Downey, who held a series of executive positions including regional president for Canada’s largest brewery, Molson, and for the past nine years as CEO of Tennis Canada, led a sport with 1.2 million participants (that is people who play at least twice a month in a season). He revealed that his focus would not be on the LTA as an organisation, but on British tennis and achieving the mission “to get more people playing tennis more often”.
To achieve that, he will focus on three areas, the first of which he identified as partnerships “trying to engage others to help us to collectively grow the sport”. Secondly he highlighted kids’ tennis as being a priority: “I believe a lot of resources should go into mini tennis so we can engage kids earlier because one of the advantages of our sport, it is truly cradle to grave.” Thirdly, the 56-year-old identified facilities as a long-term plan, but as being key to growing participation. In Canada there are only 120 indoor facilities in the whole country and 80% of those are in Vancouver, Toronto or Montreal, so facilities has been one of Tennis Canada’s key strategic pillars.
So, how will he go about tackling this task? Having settled himself and his partner in London, Downey intends to be out and about listening to people, “I believe you have to talk to everybody. If I go and just get a list of people who are friendly with the LTA then I’m just getting one perspective.”
But Downey’s focus won’t be just about participation as he recognises that Andy Murray’s success can be a huge driver in raising interest and enthusiasm for the sport. “I also believe a critical part of that mission is continued high-performance success from British Tennis, because high-performance success is inter-related with the mission of getting more people playing more often because high-performance success delivers the emotive side of tennis,” he explained.
Commenting on Downey’s appointment, TIA Executive Director Brett Watson said, “I was pleased to welcome Michael to his role heading up the LTA. He brings extensive business experience as well as nine years working to improve both participation and performance tennis in Canada.
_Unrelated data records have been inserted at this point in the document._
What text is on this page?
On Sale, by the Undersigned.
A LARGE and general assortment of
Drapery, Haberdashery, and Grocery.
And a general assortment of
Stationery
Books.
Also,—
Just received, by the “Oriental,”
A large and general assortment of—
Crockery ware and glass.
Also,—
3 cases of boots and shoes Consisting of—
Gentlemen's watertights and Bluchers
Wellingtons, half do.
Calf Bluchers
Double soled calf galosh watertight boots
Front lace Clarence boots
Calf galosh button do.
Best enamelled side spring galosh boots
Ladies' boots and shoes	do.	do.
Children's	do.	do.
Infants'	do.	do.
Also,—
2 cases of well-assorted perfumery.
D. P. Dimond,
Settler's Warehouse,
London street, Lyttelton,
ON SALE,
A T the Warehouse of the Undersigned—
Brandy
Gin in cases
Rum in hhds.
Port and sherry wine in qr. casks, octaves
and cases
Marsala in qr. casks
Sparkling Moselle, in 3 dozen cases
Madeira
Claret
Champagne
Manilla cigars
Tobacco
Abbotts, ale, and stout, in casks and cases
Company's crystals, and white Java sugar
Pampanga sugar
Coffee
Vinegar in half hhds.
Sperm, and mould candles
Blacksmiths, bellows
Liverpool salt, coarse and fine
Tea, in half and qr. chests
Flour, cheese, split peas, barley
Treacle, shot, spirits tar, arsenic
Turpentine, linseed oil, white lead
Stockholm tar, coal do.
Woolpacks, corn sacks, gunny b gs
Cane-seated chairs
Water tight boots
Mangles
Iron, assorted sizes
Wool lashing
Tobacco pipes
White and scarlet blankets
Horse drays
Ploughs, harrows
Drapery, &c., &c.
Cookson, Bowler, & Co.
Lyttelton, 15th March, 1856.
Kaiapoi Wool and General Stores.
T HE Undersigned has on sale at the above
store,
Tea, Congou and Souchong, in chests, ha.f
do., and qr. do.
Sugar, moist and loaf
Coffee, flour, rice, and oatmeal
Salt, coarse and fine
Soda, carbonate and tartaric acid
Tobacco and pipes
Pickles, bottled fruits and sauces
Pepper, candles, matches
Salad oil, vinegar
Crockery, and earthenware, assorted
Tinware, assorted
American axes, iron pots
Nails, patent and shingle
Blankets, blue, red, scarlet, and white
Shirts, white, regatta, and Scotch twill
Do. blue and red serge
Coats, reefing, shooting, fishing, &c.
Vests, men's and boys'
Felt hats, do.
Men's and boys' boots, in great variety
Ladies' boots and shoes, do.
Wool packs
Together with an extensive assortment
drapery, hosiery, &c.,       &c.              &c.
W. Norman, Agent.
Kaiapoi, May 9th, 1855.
In his press conferences there was an emphasis on partnership, on listening and on the importance of facilities together with an early engagement with children to bring them into the sport. All this is great news for the TIA and our members and I have every reason to be optimistic that we will work together extremely well for the benefit of the whole of tennis.”
One person who will be hoping to get the ear of the British tennis chief is Keith Sohl, founder of The Sports Village, which incorporates Sutton Tennis Academy. Sohl, who launched his facility in Surrey 20 years ago with a solely tennis focus, says back in the 90s he had a genuine partnership with the LTA forged at a regional level, but since then, and in 2006 having also seen a long-term agreement with the governing body dissolved, he has had to evolve his business to include other sports, most notably gymnastics, dance and a future project involving football.
Although the Sports Village remains one of the biggest tennis centres in the country, as well as being accredited as an LTA High Performance Centre, with a thousand kids going through the doors each week and staging over 100 tournaments a year, Sohl believes that it is not easy to develop a sustainable facility as tennis, particularly performance tennis, does not pay. “To make these work, partnerships are important,” he told TIA UK News. “The LTA don’t seem to understand the commercial realities that we, and I’m sure others, have to struggle with.” Facing a potential £80,000-a-year increase in business rates from the local council means that Sohl is looking to drive his revenues in the coming months and believes the governing body should help, particularly as at The Sports Village the mandate has always been giving priority to juniors. “Over 90 per cent of tennis balls hit at our facility are hit by people under 21” he added.
With Downey not due to start in the job until January 6, 2014, it may be some time before new policies and strategies are introduced, but TIA members, like Sohl, should be some of the people who the softly spoken Canadian listens to as he eases into London life and his role at the head of British Tennis.